Ketentuan lain yang masih menjadi ganjalan bagi Aliansi Reformasi RKUHP adalah pasal penghinaan terhadap pemerintahan yang sah yang diancam dengan pidana penjara. Pasal-pasal semacam itu dinilai sudah tidak lagi relevan diatur, terutama karena menegasikan dan mengurangi kebebasan menyatakan pendapat serta prinsip persamaan kedudukan warga negara dan pemerintahan di hadapan hukum.
Meskipun dinyatakan bahwa ketentuan tersebut merupakan delik materiil yang menitikberatkan pada akibat ”terjadinya kerusuhan”, tidak dijelaskan apakah kerusuhan yang dimaksud adalah kerusuhan dalam arti fisik. Tidak ada penegasan bahwa kerusuhan itu tidak mencakup kerusuhan elektronik, seperti menjadi viral atau menjadi perbincangan warganet.
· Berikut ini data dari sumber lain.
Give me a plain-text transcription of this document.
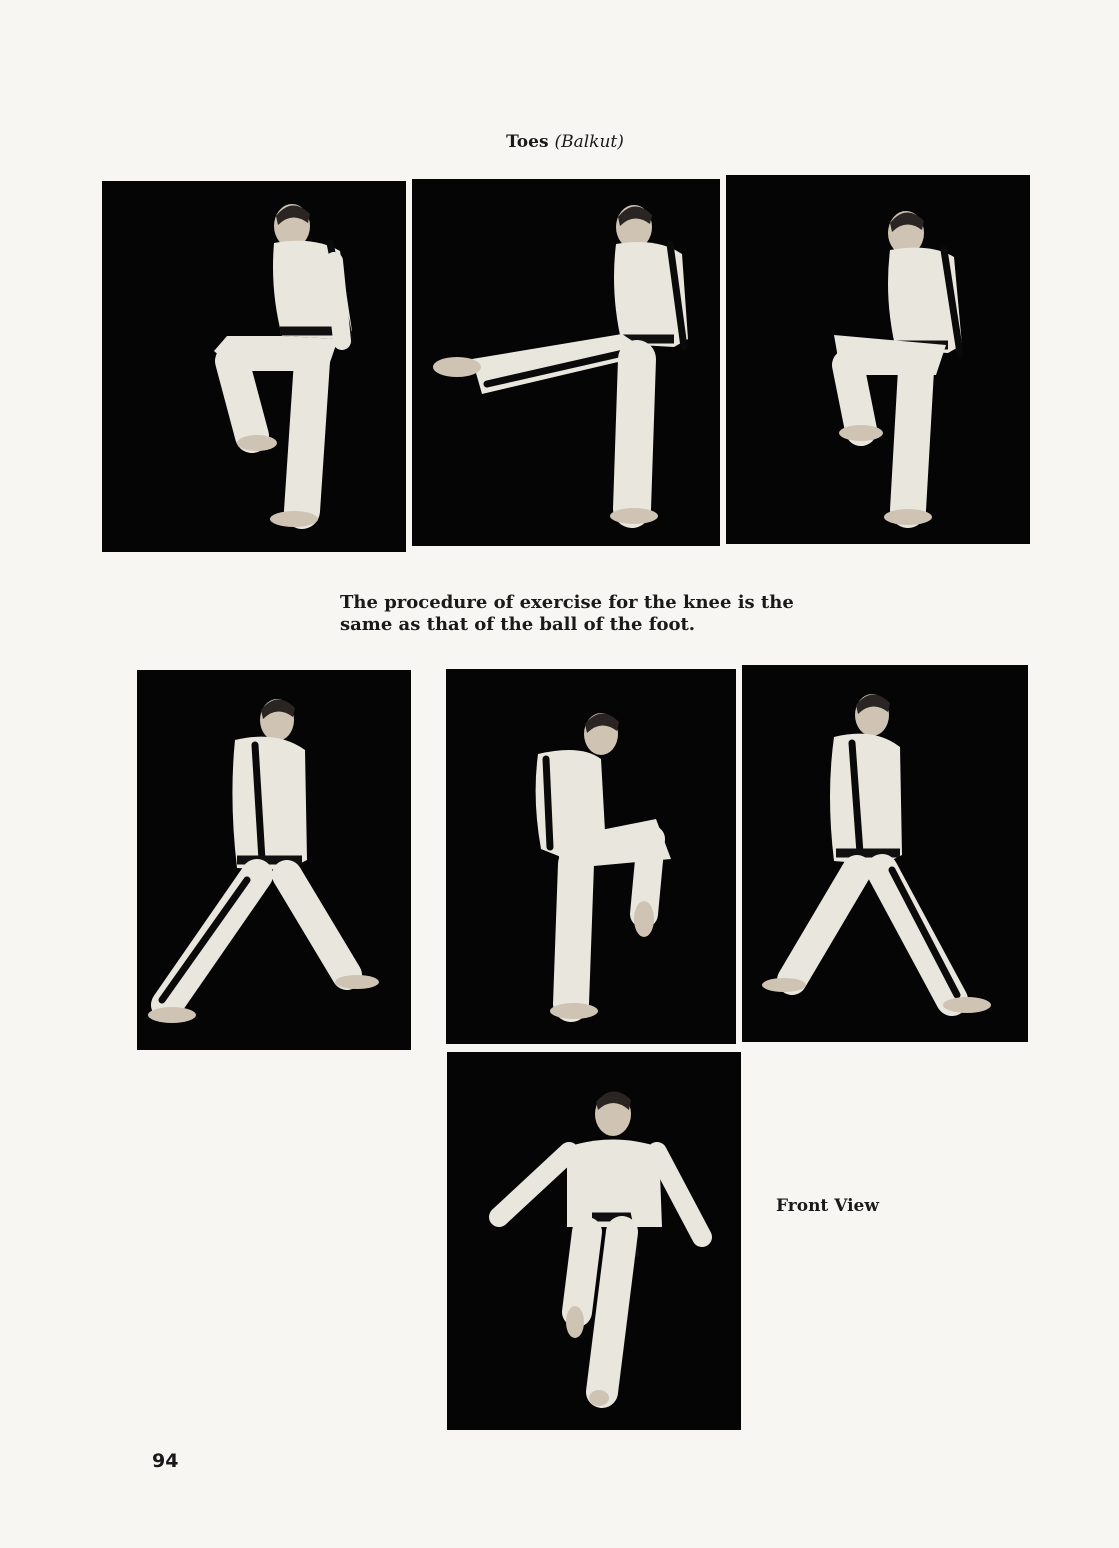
Toes (Balkut)
The procedure of exercise for the knee is the
same as that of the ball of the foot.
Front View
94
Salah satu yang turut menimbulkan keresahan di kalangan pegiat masyarakat sipil adalah ketentuan Pasal 354 yakni terkait menyiarkan, mempertunjukkan, atau menempelkan tulisan/gambar atau memperdengarkan rekaman/menyebarluaskan melalui sarana teknologi informasi konten yang berisi penghinaan terhadap kekuasaan umum atau lembaga negara dengan maksud agar diketahui masyarakat luas. Tidak ada penjelasan bahwa pasal ini merupakan delik aduan. Padahal, tindakan tersebut diancam pidana paling lama dua tahun penjara.